Examples of Fastener Business in a sentence
At least five business days prior to the Closing Date, the Parent shall deliver to the Buyer Schedule 2.10 which shall set forth for each receivable of the Fastener Business as of the close of business on the immediately preceding Friday, the name of the payor, the date the receivable was booked by the Fastener Business, the original amount of the receivable, the date the receivable was or is due and the amount of the receivable on such Friday.
Schedule 3.26 includes copies of the standard terms and conditions of sale or lease for the products of the Fastener Business (containing applicable guaranty warranty and indemnity provisions).
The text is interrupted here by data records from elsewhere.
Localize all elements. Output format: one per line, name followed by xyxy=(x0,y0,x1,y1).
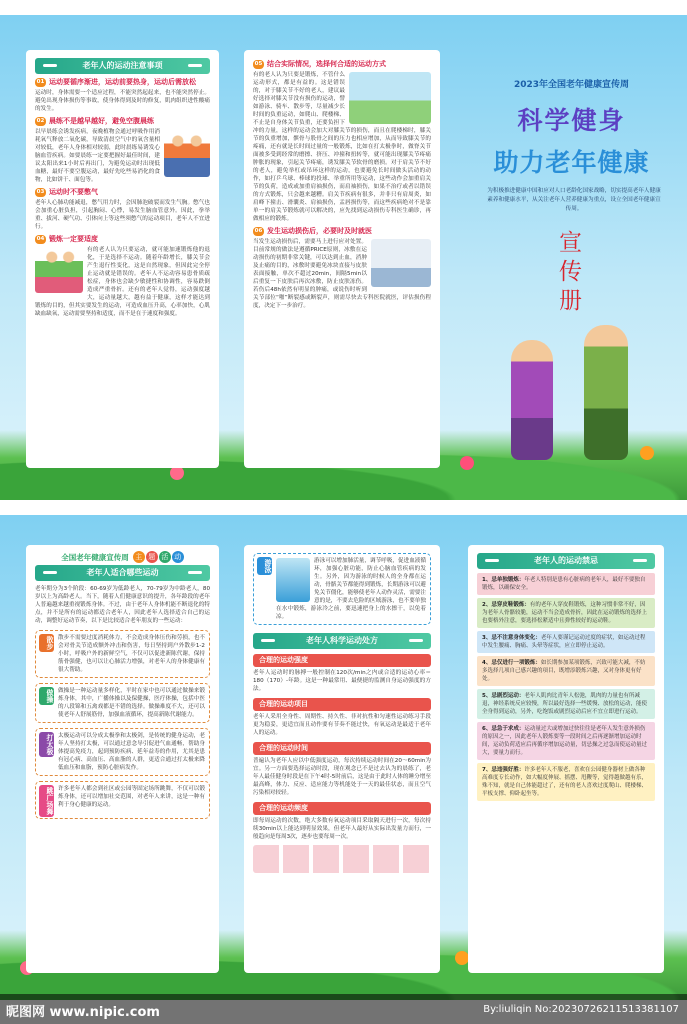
exercise-icons-strip xyxy=(253,845,431,873)
theme-badge-char: 动 xyxy=(172,551,184,563)
prescription-heading: 合理的运动时间 xyxy=(253,742,431,755)
taboo-item xyxy=(477,573,655,595)
prescription-body: 普遍认为老年人应以中低强度运动，每次持续运动时间在20～60min为宜。另一方面要选择运动时段，现在观念已不是过去认为的晨练了，老年人最佳健身时段是在下午4时-5时前后，这是由于此时人体的睡分增至最高峰，体力、反应、适应能力等机能处于一天的最佳状态，而且空气污染相对较轻。 xyxy=(253,758,431,796)
activity-body: 太极运动可以分成太极拳和太极剑，是传统的健身运动，老年人坚持打太极，可以通过意念导引促进气血通畅，帮助身体提高免疫力，起到预防疾病、延年益寿的作用，尤其是患有冠心病、高血压、高血脂的人群，更适合通过打太极来降低血压和血脂，预防心脏病发作。 xyxy=(58,733,205,771)
taboo-label: 3、忌不注意身体变化： xyxy=(482,635,541,641)
theme-badge-char: 活 xyxy=(159,551,171,563)
taboo-body: 许多老年人不服老，喜欢在公园健身器材上做各种高难度专长动作，如大幅度伸展、摇摆、甩鞭等，觉得越做越有乐，殊不知，就是自己体能超过了，还有的老人喜欢过度爬山、爬楼梯、平板支撑、仰卧起坐等。 xyxy=(482,767,648,797)
panel-title: 老年人的运动注意事项 xyxy=(35,58,210,74)
activity-swimming xyxy=(253,553,431,625)
activity-tag: 做操 xyxy=(39,687,54,705)
taboo-body: 运动量过大或增加过快往往是老年人发生意外损伤的原因之一，因此老年人锻炼要等一段时间之后再逐渐增加运动时间，运动负荷适应后再循序增加运动量，切忌操之过急而使运动量过大，要量力而行。 xyxy=(482,726,648,756)
section-heading xyxy=(253,227,431,236)
vertical-brochure-label: 宣传册 xyxy=(555,230,581,317)
panel-precautions xyxy=(26,50,219,468)
elderly-woman-running-illustration xyxy=(511,340,553,460)
section-heading xyxy=(35,78,210,87)
section-title: 结合实际情况，选择何合适的运动方式 xyxy=(267,60,386,68)
taboo-item xyxy=(477,656,655,686)
section-number: 06 xyxy=(254,228,263,234)
prescription-body: 老年人运动时的脉搏一般控制在120次/min之内或合适的运动心率＝180（170）-年龄。这是一种最常用、最便捷的监测自身运动强度的方法。 xyxy=(253,670,431,692)
brochure-front xyxy=(0,15,687,500)
section-body: 老年人心肺功能减退，憋气用力时，会因肺泡破裂而发生气胸。憋气也会加重心脏负担，引起胸闷、心悸，易发生脑血管意外。因此，拳举重、拔河、硬气功、引体向上等这些须憋气的运动项目，老年人不宜进行。 xyxy=(35,200,210,230)
event-title: 全国老年健康宣传周 xyxy=(61,552,129,562)
panel-title: 老年人的运动禁忌 xyxy=(477,553,655,569)
taboo-item xyxy=(477,598,655,628)
taboo-label: 5、忌剧烈运动： xyxy=(482,693,525,699)
section-body: 运动时，身体需要一个适应过程，不能突然起起来，也不能突然停止。避免出现身体损伤等事故，使身体得到及时的修复，肌肉组织进性酸痛的发生。 xyxy=(35,90,210,112)
activity-exercise xyxy=(35,683,210,723)
section-heading xyxy=(35,117,210,126)
section-number: 05 xyxy=(254,61,263,67)
panel-title: 老年人科学运动处方 xyxy=(253,633,431,649)
swimming-illustration xyxy=(276,558,310,602)
section-title: 发生运动损伤后，必要时及时就医 xyxy=(267,227,372,235)
panel-exercise-prescription xyxy=(244,545,440,973)
event-title: 2023年全国老年健康宣传周 xyxy=(513,80,630,90)
cover-title-line1: 科学健身 xyxy=(517,106,626,135)
activity-taichi xyxy=(35,728,210,776)
section-heading xyxy=(35,235,210,244)
elderly-couple-illustration xyxy=(35,247,83,293)
taboo-item xyxy=(477,689,655,719)
panel-title: 老年人适合哪些运动 xyxy=(35,565,210,581)
intro-text: 老年期分为3个阶段：60-69岁为低龄老人，70-79岁为中龄老人，80岁以上为高龄老人。当下，随着人们健康意识的提升，各年龄段的老年人普遍越来越重视锻炼身体。不过，由于老年人身体机能不断退化的特点，并不是所有的运动都适合老年人，因此老年人选择适合自己的运动，调整好运动节奏，以下是比较适合老年朋友的一些运动： xyxy=(35,586,210,624)
cover-intro: 为积极推进健康中国和应对人口老龄化国家战略，切实提高老年人健康素养和健康水平，从关注老年人营养健康为重点，设立全国老年健康宣传周。 xyxy=(487,188,661,212)
activity-tag: 散步 xyxy=(39,634,54,652)
section-body: 有的老人认为只要是锻炼，不管什么运动形式，都是有益的。这是错误的，对于膝关节不好的老人，建议最好选择对膝关节没有损伤的运动，譬如游泳、骑车、散步等，尽量减少长时间的负重运动，如爬山、爬楼梯、不止是自身体关节负重，还要负担下冲的力量，这样的运动会加大对膝关节的损伤，而且在爬楼梯时，膝关节的负重增加，髌骨与股骨之间的压力也相应增加，从而导致膝关节的疼痛，还有就是长时间过量的一般锻炼，比如在打太极拳时，做脊关节面被多受到经常的磨擦、挤压、冲撞和扭转等，就可能出现膝关节疼痛肿胀的现象，引起关节疼痛，诱发膝关节软骨的磨损。对于肩关节不好的老人，避免举杠或吊环这样的运动，也要避免长时间做头活动的动作，如打乒乓球、棒球的投球、举重所用等运动，这些动作会加重肩关节的负荷，造成或加重肩袖损伤，而肩袖损伤，如果不治疗或者以错误的方式锻炼，只会越来越糟。肩关节疾病有很多，并非只有肩周炎，如肩峰下撞击、滑囊炎、肩袖损伤，盂唇损伤等，而这些疾病绝对不是靠单一的肩关节锻炼就可以解决的，应先找到运动损伤专科医生确诊，再做相应的锻炼。 xyxy=(253,72,431,222)
section-title: 锻炼一定要适度 xyxy=(49,235,98,243)
exercise-illustration xyxy=(164,129,210,177)
prescription-body: 即每周运动的次数，绝大多数有氧运动项目采取隔天进行一次，每次持续30min以上能达到明显效果，但老年人最好从实际出发量力而行，一般趋向是每周3次，逐步也要每周一次。 xyxy=(253,818,431,840)
theme-badge-char: 题 xyxy=(146,551,158,563)
watermark-left: 昵图网 www.nipic.com xyxy=(6,1005,160,1020)
watermark-right: By:liuliqin No:20230726211513381107 xyxy=(483,1004,679,1015)
activity-tag: 游泳 xyxy=(257,557,272,575)
activity-body: 做操是一种运动量多样化，平时在家中也可以通过做操来锻炼身体，其中，广播体操以及保健操，医疗体操，包括中医的八段锦和五禽戏都是不错的选择。做操难度不大，还可以使老年人舒展筋骨，加强血液循环，提高新陈代谢能力。 xyxy=(58,688,205,718)
elderly-man-running-illustration xyxy=(584,325,628,460)
panel-suitable-exercises xyxy=(26,545,219,973)
cover-panel xyxy=(456,15,687,500)
activity-tag: 打太极 xyxy=(39,732,54,757)
taboo-body: 有的老年人穿皮鞋锻炼，这种习惯非常不好，因为老年人骨骼较脆，运动不当会造成骨折，因此在运动锻炼的选择上也要格外注意，要选择松紧适中且弹性较好的运动鞋。 xyxy=(482,602,648,624)
taboo-label: 6、忌急于求成： xyxy=(482,726,525,732)
section-number: 01 xyxy=(36,79,45,85)
taboo-label: 2、忌穿皮鞋锻炼： xyxy=(482,602,530,608)
activity-body: 散步不需要过度消耗体力，不会造成身体压伤和劳损，也不会对骨关节造成额外冲击和伤害，每日坚持到户外散步1-2小时，呼吸户外的新鲜空气，不仅可以促进新陈代谢，保持筋骨强健，也可以让心肺活力增强，对老年人的身体健康有很大帮助。 xyxy=(58,635,205,673)
section-number: 04 xyxy=(36,236,45,242)
activity-body: 游泳可以增加肺活量，调节呼吸，促进血液循环，加强心脏功能，防止心脑血管疾病的发生。另外，因为游泳的时候人的全身都在运动，骨骼关节都能得到锻炼，长期游泳可以避免关节僵化，能够使老年人动作灵活，需要注意的是，不要去危险的区域游泳，也不要单独在水中锻炼，游泳冷之前，要迅速把身上的水擦干，以免着凉。 xyxy=(276,558,426,620)
brochure-back xyxy=(0,515,687,1000)
activity-body: 许多老年人都会到社区或公园等固定场所跳舞，不仅可以锻炼身体，还可以增加社交范围，对老年人来讲，这是一种有利于身心健康的运动。 xyxy=(58,786,205,808)
prescription-heading: 合理的运动强度 xyxy=(253,654,431,667)
event-row xyxy=(35,551,210,563)
prescription-heading: 合理的运动频度 xyxy=(253,802,431,815)
activity-square-dance xyxy=(35,781,210,819)
section-title: 运动时不要憋气 xyxy=(49,188,98,196)
section-body: 有的老人认为只要运动，就可能加速锻炼他的退化，于是选择不运动。随着年龄增长，膝关节会产生退行性变化，这是自然现象，但因此完全停止运动就是错误的。老年人不运动容易患骨质疏松症，身体也会缺少敏捷性和协调性，容易跌倒造成严重骨折。还有的老年人觉得，运动强度越大，运动量越大，越有益于健康，这样才能达到锻炼的目的，但其实要发生的运动，可造成血压升高，心率加快，心肌缺血缺氧，运动需要坚持和适度，而不是在于速度和强度。 xyxy=(35,247,210,317)
panel-exercise-choice xyxy=(244,50,440,468)
prescription-body: 老年人采用全身性、周期性、持久性、非对抗性和匀速性运动练习手段更为稳妥，更适宜而且动作要有节奏不能过快，有氧运动是最适于老年人的运动。 xyxy=(253,714,431,736)
activity-tag: 跳广场舞 xyxy=(39,785,54,817)
section-body: 以早晨练会诱发疾病，夜晚植物会通过呼吸作用消耗氧气释放二氧化碳，导致清晨空气中的氧含量相对较低，老年人身体相对较弱，此时晨练易诱发心脑血管疾病。如要晨练一定要把握好最佳时间，建议太阳出来1小时后再出门，为避免运动时出现低血糖，最好不要空腹运动，最好先吃些易消化的食物，比如饼干、面包等。 xyxy=(35,129,160,183)
activity-walking xyxy=(35,630,210,678)
section-number: 03 xyxy=(36,189,45,195)
flower-decoration xyxy=(455,951,469,965)
taboo-item xyxy=(477,631,655,653)
taboo-body: 年老人特别是患有心脏病的老年人，最好不要独自锻炼，以确保安全。 xyxy=(482,577,646,591)
section-heading xyxy=(35,188,210,197)
panel-exercise-taboos xyxy=(468,545,664,973)
taboo-label: 1、忌单独锻炼： xyxy=(482,577,525,583)
section-heading xyxy=(253,60,431,69)
watermark-bar xyxy=(0,994,687,1024)
taboo-body: 老年人要谨记运动过度的症状，如运动过程中发生腰痛、胸痛、头晕等症状，应立即停止运动。 xyxy=(482,635,646,649)
cover-title-line2: 助力老年健康 xyxy=(493,148,650,177)
taboo-body: 老年人肌肉比青年人松弛，肌肉的力量也有所减退，神经系统反应较慢，所以最好选择一些缓慢、放松的运动，能使全身得到运动，另外，吃饱饭或剧烈运动后应不宜立即进行运动。 xyxy=(482,693,648,715)
section-title: 运动要循序渐进，运动前要热身，运动后需放松 xyxy=(49,78,196,86)
taboo-label: 7、忌违强好胜： xyxy=(482,767,525,773)
section-body: 当发生运动损伤后，需要马上进行应对处置。目前常规的做法是遵循PRICE原则，冰敷在运动损伤的初期非常关键，可以达到止血，消肿及止痛的目的，冰敷时要避免冰块直接与皮肤表面接触，单次不超过20min，间隔5min以后重复一下皮肤后再次冰敷，防止皮肤冻伤。若伤后48h依然有明显的肿痛，或说伤时听到关节部位“啪”断裂感或断裂声，则需尽快去专科医院就医，评估损伤程度，决定下一步治疗。 xyxy=(253,239,431,309)
group-exercise-illustration xyxy=(349,72,431,124)
prescription-heading: 合理的运动项目 xyxy=(253,698,431,711)
taboo-item xyxy=(477,722,655,760)
injury-illustration xyxy=(371,239,431,287)
theme-badge-char: 主 xyxy=(133,551,145,563)
taboo-label: 4、忌仅进行一项锻炼： xyxy=(482,660,541,666)
taboo-item xyxy=(477,763,655,801)
section-title: 晨练不是越早越好，避免空腹晨练 xyxy=(49,117,154,125)
section-number: 02 xyxy=(36,118,45,124)
taboo-body: 如长期参加某项锻炼，兴致可能大减，不妨多选择几项自己感兴趣的项目，既增添锻炼兴趣，又对身体更有好处。 xyxy=(482,660,646,682)
flower-decoration xyxy=(170,466,184,480)
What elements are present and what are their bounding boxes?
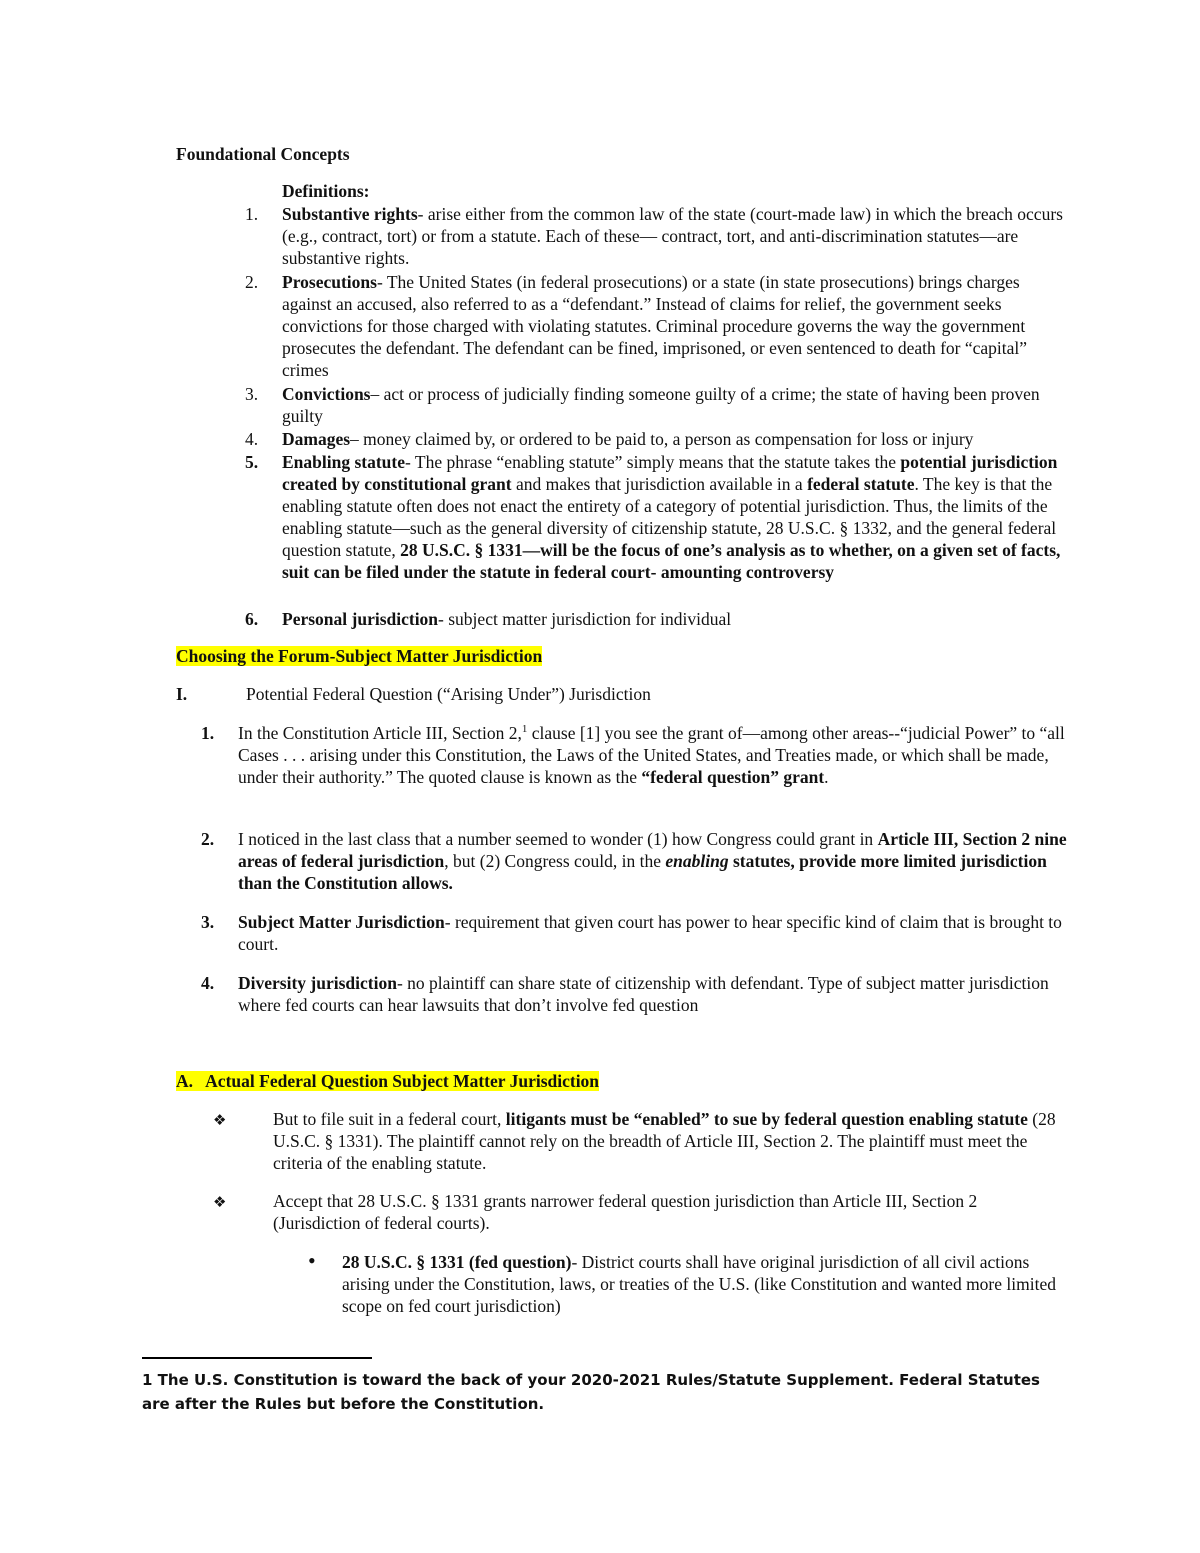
item-text: - requirement that given court has power to hear specific kind of claim that is brought to court. bbox=[238, 912, 1062, 954]
footnote: 1 The U.S. Constitution is toward the back of your 2020-2021 Rules/Statute Supplement. Federal Statutes are after the Rules but before the Constitution. bbox=[142, 1371, 1040, 1413]
sub-bullet-item bbox=[342, 1251, 1062, 1317]
def-text: - The phrase “enabling statute” simply means that the statute takes the bbox=[405, 452, 901, 472]
round-bullet-icon: • bbox=[308, 1248, 316, 1273]
item-text: - no plaintiff can share state of citizenship with defendant. Type of subject matter jurisdiction where fed courts can hear lawsuits that don’t involve fed question bbox=[238, 973, 1049, 1015]
def-number: 6. bbox=[245, 609, 259, 629]
def-bold-text: federal statute bbox=[807, 474, 915, 494]
footnote-separator bbox=[142, 1357, 372, 1359]
def-term: Personal jurisdiction bbox=[282, 609, 439, 629]
page-title: Foundational Concepts bbox=[176, 144, 350, 164]
definitions-heading: Definitions: bbox=[282, 181, 370, 201]
footnote-ref: 1 bbox=[521, 723, 528, 736]
highlighted-heading: Choosing the Forum-Subject Matter Jurisdiction bbox=[176, 646, 543, 666]
roman-heading-text: Potential Federal Question (“Arising Under”) Jurisdiction bbox=[246, 684, 651, 704]
item-bold-text: “federal question” grant bbox=[641, 767, 825, 787]
definition-item bbox=[282, 271, 1072, 381]
definition-item bbox=[282, 383, 1072, 427]
def-number: 2. bbox=[245, 272, 259, 292]
item-number: 4. bbox=[201, 973, 215, 993]
bullet-item: Accept that 28 U.S.C. § 1331 grants narrower federal question jurisdiction than Article III, Section 2 (Jurisdiction of federal courts). bbox=[273, 1191, 978, 1233]
diamond-bullet-icon: ❖ bbox=[213, 1193, 227, 1211]
def-term: Enabling statute bbox=[282, 452, 406, 472]
highlighted-heading: A. Actual Federal Question Subject Matter Jurisdiction bbox=[176, 1071, 600, 1091]
list-item bbox=[238, 911, 1068, 955]
bullet-text: But to file suit in a federal court, bbox=[273, 1109, 506, 1129]
sub-bullet-text: - District courts shall have original jurisdiction of all civil actions arising under the Constitution, laws, or treaties of the U.S. (like Constitution and wanted more limited scope on fed court jurisdiction) bbox=[342, 1252, 1056, 1316]
subsection-heading bbox=[176, 1070, 599, 1092]
definition-item bbox=[282, 608, 1072, 630]
definition-item bbox=[282, 428, 1072, 450]
definition-item bbox=[282, 203, 1072, 269]
def-bold-text: potential jurisdiction created by constitutional grant bbox=[282, 452, 1058, 494]
item-text: clause [1] you see the grant of—among other areas--“judicial Power” to “all Cases . . . arising under this Constitution, the Laws of the United States, and Treaties made, or which shall be made, under their authority.” The quoted clause is known as the bbox=[238, 723, 1065, 787]
item-bold-text: Article III, Section 2 nine areas of federal jurisdiction bbox=[238, 829, 1067, 871]
def-text: – money claimed by, or ordered to be paid to, a person as compensation for loss or injury bbox=[350, 429, 974, 449]
def-term: Substantive rights bbox=[282, 204, 418, 224]
def-text: – act or process of judicially finding someone guilty of a crime; the state of having been proven guilty bbox=[282, 384, 1040, 426]
bullet-item bbox=[273, 1108, 1063, 1174]
item-bold-italic-text: enabling bbox=[665, 851, 729, 871]
item-term: Subject Matter Jurisdiction bbox=[238, 912, 445, 932]
bullet-text: (28 U.S.C. § 1331). The plaintiff cannot rely on the breadth of Article III, Section 2. The plaintiff must meet the criteria of the enabling statute. bbox=[273, 1109, 1056, 1173]
def-text: and makes that jurisdiction available in a bbox=[511, 474, 808, 494]
def-text: - arise either from the common law of the state (court-made law) in which the breach occurs (e.g., contract, tort) or from a statute. Each of these— contract, tort, and anti-discrimination statutes—are substantive rights. bbox=[282, 204, 1063, 268]
item-text: I noticed in the last class that a number seemed to wonder (1) how Congress could grant in bbox=[238, 829, 878, 849]
roman-numeral: I. bbox=[176, 684, 188, 704]
section-heading bbox=[176, 645, 542, 667]
def-text: - subject matter jurisdiction for individual bbox=[438, 609, 732, 629]
item-bold-text: statutes, provide more limited jurisdiction than the Constitution allows. bbox=[238, 851, 1047, 893]
def-term: Damages bbox=[282, 429, 351, 449]
def-number: 4. bbox=[245, 429, 259, 449]
def-text: . The key is that the enabling statute often does not enact the entirety of a category of potential jurisdiction. Thus, the limits of the enabling statute—such as the general diversity of citizenship statute, 28 U.S.C. § 1332, and the general federal question statute, bbox=[282, 474, 1057, 560]
item-number: 2. bbox=[201, 829, 215, 849]
item-term: Diversity jurisdiction bbox=[238, 973, 397, 993]
item-text: , but (2) Congress could, in the bbox=[444, 851, 666, 871]
def-term: Convictions bbox=[282, 384, 371, 404]
item-text: In the Constitution Article III, Section 2, bbox=[238, 723, 522, 743]
definition-item bbox=[282, 451, 1072, 583]
sub-bullet-term: 28 U.S.C. § 1331 (fed question) bbox=[342, 1252, 572, 1272]
list-item bbox=[238, 722, 1068, 788]
def-text: - The United States (in federal prosecutions) or a state (in state prosecutions) brings charges against an accused, also referred to as a “defendant.” Instead of claims for relief, the government seeks convictions for those charged with violating statutes. Criminal procedure governs the way the government prosecutes the defendant. The defendant can be fined, imprisoned, or even sentenced to death for “capital” crimes bbox=[282, 272, 1028, 380]
item-text: . bbox=[824, 767, 829, 787]
diamond-bullet-icon: ❖ bbox=[213, 1111, 227, 1129]
bullet-bold-text: litigants must be “enabled” to sue by federal question enabling statute bbox=[505, 1109, 1028, 1129]
def-term: Prosecutions bbox=[282, 272, 377, 292]
list-item bbox=[238, 972, 1068, 1016]
def-number: 1. bbox=[245, 204, 259, 224]
item-number: 3. bbox=[201, 912, 215, 932]
item-number: 1. bbox=[201, 723, 215, 743]
def-number: 3. bbox=[245, 384, 259, 404]
def-number: 5. bbox=[245, 452, 259, 472]
list-item bbox=[238, 828, 1068, 894]
def-bold-text: 28 U.S.C. § 1331—will be the focus of one’s analysis as to whether, on a given set of facts, suit can be filed under the statute in federal court- amounting controversy bbox=[282, 540, 1061, 582]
The Buyer shall pay or cause to be paid, on a timely basis, all Taxes due with respect to the Tax liability of the Fastener Business Assets and the Transferred Fastener Subsidiaries for taxable periods beginning after the Closing Date and the portion of any Straddle Period beginning on the day after the Closing Date.
Except as otherwise provided in this Agreement and except to the extent any such Taxes are taken into account in preparing the Closing Date Balance Sheet, the Sellers shall pay or cause to be paid, on a timely basis, all Taxes due with respect to the Tax liability of the Fastener Business Assets and the Transferred Fastener Subsidiaries for taxable periods ending on or before the Closing Date and the portion of any Straddle Period ending on the Closing Date.
None of the Parent Affiliates has 5% or more ownership or stock interest in any Person which is engaged in a business that directly competes with the Fastener Business as currently conducted.
The Buyer shall return all copies of such Fastener Business Books and Records, Fastener Business Contracts, Fastener Business Leases and Fastener Intellectual Property Licenses and commitments promptly upon the request of any Seller if for any reason the Closing does not occur and this obligation shall survive the termination of this Agreement.
Schedule 3.12(a) shall include the identity of the agent, attorney and/or law firm that is or was, of record, responsible for prosecuting each item of the Fastener Business Intellectual Property set forth on Schedule 3.12(a).
No changes to these policies and procedures will be recorded in the Fastener Business Books and Records between March 2002 and the Closing Date.
Beginning on the Closing Date until at least the fifth anniversary of the Closing Date, the Parent agrees to maintain noncancelable run-off policies in a form reasonably satisfactory to the Buyer covering product liability for aviation products and non-aviation products of the Fastener Business, subject to the next sentence.
Except as set forth on Schedule 3.15 and except for the Excluded Assets, the Fastener Business Assets, together with the assets of the Transferred Fastener Subsidiaries, constitute all the assets and properties used or held for use in connection with, necessary for, or material to the business and operations of the Fastener Business as presently conducted.